However, if we use UNION ALL, we notice that the docker container we are using crashes (after a while)! Let’s try to understand why. The query, although using “recursive” as keyword, is run iteratively. The first iteration returns the anchor member:

 employee_id | manager_id |    full_name
-------------+------------+-----------------
           2 |          1 | Megan Berry
           2 |         20 | Megan Berry

The recursive member’s first iteration returns the direct subordinates(s) of Megan Berry:

 employee_id | manager_id |    full_name
-------------+------------+-----------------
           6 |          2 | Bella Tucker
           7 |          2 | Ryan Metcalfe
           8 |          2 | Max Mills
           9 |          2 | Benjamin Glover

The recursive member’s second iteration returns the direct subordinates(s) of the above rows.

 employee_id | manager_id |    full_name
-------------+------------+-----------------
          16 |          7 | Piers Paige
          17 |          7 | Ryan Henderson
          18 |          8 | Frank Tucker
          19 |          8 | Nathan Ferguson
          20 |          8 | Kevin Rampling

The recursive member’s third iteration returns the direct subordinates(s) of the above rows.
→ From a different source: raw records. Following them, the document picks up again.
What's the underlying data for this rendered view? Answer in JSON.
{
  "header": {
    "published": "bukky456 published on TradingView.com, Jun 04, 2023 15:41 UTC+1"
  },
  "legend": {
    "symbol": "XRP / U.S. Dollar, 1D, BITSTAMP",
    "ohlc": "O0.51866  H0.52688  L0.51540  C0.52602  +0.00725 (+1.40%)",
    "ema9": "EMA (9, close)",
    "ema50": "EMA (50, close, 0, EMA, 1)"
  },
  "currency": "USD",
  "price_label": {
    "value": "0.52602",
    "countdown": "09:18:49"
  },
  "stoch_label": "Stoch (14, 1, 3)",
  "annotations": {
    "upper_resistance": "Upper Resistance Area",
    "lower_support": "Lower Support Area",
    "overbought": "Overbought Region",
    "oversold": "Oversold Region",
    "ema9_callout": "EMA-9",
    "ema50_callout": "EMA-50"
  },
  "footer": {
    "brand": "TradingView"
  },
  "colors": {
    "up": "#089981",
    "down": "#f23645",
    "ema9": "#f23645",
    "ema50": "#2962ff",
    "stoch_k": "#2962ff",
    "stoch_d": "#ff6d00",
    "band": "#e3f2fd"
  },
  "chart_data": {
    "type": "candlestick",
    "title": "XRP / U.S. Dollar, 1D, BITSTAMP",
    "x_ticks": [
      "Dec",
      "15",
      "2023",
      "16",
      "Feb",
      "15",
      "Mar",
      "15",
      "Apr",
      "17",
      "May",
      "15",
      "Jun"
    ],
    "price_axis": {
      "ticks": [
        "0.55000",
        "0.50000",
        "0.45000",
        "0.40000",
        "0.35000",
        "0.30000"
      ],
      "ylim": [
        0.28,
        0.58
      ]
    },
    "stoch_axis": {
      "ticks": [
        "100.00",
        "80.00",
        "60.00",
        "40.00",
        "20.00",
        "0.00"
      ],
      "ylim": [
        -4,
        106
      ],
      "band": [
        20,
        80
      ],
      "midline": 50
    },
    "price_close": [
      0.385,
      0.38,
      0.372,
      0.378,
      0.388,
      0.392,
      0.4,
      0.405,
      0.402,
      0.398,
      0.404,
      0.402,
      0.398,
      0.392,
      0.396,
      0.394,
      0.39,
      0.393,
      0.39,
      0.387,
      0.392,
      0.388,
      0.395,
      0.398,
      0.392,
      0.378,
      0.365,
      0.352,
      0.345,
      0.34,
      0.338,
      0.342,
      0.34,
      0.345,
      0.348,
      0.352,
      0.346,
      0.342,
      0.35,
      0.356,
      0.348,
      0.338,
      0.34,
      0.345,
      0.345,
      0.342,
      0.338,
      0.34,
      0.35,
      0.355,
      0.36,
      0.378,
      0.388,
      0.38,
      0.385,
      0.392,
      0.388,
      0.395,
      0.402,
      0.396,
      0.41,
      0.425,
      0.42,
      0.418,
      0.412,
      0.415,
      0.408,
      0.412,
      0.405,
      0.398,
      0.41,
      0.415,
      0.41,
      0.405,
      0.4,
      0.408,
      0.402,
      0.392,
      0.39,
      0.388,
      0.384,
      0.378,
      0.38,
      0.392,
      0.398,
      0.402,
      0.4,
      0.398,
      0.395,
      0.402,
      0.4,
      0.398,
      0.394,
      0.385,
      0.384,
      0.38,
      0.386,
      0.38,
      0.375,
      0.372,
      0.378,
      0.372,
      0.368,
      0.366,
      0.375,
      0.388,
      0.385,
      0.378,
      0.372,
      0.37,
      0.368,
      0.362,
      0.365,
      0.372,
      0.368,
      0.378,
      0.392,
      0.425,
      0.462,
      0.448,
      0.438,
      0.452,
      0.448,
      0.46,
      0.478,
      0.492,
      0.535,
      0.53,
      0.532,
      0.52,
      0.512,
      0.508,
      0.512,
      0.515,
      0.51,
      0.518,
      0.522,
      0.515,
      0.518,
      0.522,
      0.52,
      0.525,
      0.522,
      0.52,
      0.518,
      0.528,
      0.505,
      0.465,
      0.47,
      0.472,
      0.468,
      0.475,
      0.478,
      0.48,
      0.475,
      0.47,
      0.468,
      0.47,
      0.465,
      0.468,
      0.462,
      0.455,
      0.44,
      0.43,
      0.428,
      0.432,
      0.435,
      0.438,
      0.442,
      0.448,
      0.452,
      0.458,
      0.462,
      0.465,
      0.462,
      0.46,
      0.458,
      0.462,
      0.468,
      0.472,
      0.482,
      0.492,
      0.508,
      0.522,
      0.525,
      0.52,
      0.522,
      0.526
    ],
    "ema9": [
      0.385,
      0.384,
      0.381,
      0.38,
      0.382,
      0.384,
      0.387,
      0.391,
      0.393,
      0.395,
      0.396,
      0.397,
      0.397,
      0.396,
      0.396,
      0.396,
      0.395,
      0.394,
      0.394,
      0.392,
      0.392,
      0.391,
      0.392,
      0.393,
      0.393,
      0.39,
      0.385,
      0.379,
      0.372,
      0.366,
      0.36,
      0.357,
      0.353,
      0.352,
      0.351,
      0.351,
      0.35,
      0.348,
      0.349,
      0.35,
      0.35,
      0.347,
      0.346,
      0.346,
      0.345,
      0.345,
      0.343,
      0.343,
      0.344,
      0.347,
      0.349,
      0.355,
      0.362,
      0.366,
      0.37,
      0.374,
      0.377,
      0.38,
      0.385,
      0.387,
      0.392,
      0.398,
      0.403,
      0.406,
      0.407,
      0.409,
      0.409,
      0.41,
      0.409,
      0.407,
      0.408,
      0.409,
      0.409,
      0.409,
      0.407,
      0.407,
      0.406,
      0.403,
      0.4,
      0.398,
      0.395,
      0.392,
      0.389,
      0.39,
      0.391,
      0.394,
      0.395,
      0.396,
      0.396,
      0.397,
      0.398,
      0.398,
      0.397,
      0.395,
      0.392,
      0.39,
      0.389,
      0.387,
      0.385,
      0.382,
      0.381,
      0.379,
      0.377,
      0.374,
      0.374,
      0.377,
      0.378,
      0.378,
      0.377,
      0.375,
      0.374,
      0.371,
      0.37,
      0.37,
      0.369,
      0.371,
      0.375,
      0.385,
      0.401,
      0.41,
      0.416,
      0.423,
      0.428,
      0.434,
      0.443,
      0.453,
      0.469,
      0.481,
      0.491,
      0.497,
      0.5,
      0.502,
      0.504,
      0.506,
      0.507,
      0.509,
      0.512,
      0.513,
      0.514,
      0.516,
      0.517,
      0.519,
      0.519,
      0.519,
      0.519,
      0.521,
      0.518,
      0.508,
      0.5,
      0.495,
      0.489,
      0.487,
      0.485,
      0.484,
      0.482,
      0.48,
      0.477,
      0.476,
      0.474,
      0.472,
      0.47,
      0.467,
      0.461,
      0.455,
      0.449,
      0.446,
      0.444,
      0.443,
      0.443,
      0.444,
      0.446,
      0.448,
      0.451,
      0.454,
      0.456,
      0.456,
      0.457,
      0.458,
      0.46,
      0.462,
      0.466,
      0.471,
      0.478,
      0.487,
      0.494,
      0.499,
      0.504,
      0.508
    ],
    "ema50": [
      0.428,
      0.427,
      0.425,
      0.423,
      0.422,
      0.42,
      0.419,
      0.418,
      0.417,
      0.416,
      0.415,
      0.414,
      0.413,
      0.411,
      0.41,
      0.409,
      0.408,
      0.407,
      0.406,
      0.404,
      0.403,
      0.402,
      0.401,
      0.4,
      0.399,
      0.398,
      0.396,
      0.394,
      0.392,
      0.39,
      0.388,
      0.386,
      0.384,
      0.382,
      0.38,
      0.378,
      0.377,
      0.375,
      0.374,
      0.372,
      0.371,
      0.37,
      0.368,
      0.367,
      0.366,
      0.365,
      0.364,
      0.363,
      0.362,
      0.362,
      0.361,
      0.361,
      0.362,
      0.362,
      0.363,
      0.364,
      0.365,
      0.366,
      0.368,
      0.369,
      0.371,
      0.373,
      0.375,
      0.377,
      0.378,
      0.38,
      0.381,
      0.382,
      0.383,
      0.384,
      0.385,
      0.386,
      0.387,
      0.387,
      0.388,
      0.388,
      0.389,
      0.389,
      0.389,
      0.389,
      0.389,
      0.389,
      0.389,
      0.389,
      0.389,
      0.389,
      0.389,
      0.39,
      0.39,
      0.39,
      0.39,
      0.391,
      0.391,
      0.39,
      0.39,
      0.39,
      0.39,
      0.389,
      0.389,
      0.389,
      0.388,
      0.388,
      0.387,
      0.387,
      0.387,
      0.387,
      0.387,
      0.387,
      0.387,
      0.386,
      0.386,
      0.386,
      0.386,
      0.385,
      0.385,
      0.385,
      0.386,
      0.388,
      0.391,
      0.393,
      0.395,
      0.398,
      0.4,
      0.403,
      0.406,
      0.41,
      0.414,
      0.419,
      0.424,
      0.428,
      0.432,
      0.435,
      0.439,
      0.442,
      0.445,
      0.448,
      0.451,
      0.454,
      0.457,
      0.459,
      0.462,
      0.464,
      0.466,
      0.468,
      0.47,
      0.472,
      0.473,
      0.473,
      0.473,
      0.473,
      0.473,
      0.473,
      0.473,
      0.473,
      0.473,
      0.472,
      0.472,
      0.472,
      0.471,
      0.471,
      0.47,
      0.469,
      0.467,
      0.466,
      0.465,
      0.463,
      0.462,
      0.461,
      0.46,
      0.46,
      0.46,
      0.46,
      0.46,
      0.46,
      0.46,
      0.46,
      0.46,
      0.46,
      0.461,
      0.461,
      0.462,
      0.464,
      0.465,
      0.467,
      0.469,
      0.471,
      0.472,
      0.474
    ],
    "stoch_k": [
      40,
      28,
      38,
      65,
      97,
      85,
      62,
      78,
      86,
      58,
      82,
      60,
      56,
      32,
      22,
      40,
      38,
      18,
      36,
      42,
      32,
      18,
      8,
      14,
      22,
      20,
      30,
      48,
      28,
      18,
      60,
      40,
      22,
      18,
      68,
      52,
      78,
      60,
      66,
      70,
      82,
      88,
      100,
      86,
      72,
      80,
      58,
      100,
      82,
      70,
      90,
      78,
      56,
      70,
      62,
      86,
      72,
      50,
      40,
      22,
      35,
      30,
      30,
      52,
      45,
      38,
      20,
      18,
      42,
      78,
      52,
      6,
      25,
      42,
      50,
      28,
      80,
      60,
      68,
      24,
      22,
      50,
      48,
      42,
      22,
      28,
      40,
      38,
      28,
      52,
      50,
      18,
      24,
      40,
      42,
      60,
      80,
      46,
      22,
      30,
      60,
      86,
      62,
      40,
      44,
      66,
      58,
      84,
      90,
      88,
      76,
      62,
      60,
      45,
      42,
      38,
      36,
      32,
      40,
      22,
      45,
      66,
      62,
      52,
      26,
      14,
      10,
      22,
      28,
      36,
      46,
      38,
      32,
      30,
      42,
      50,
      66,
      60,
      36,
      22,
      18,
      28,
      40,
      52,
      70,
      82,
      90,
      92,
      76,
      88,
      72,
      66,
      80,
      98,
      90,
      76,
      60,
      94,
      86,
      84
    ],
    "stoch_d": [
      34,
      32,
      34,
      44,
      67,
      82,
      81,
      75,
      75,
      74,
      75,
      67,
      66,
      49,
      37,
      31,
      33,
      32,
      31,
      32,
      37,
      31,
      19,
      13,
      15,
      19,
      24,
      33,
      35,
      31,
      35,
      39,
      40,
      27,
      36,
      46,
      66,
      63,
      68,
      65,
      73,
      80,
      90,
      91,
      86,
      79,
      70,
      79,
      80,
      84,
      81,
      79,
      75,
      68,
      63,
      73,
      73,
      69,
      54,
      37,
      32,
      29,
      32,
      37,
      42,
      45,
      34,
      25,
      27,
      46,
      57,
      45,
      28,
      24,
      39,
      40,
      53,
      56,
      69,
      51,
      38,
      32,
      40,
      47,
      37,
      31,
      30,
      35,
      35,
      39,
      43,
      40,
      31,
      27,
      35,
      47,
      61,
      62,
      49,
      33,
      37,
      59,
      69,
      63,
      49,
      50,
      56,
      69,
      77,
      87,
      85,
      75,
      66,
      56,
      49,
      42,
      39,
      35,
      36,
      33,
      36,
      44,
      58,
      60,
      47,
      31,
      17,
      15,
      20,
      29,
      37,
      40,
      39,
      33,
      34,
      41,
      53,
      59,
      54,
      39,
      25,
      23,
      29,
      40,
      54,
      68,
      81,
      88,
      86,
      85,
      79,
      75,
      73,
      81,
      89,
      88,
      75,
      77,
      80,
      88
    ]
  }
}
Employees 16-19 do not have any subordinates, but employee 20 does: Megan Berry! This is where the circular reference occurs. When using UNION, the duplicate row is removed and the query terminates because there are no more new rows to process. However, when using UNION ALL, the duplicate row is not removed and the query continues to run forever.

What can we do to mitigate the risk of running a query which won’t terminate? Can we use a LIMIT clause? Unfortunately not, since it is only applied tp the final result.

As a safety net, we can set the timeout for the session. In Postgres, this is done like so:

SET statement_timeout = 10000; -- 10 seconds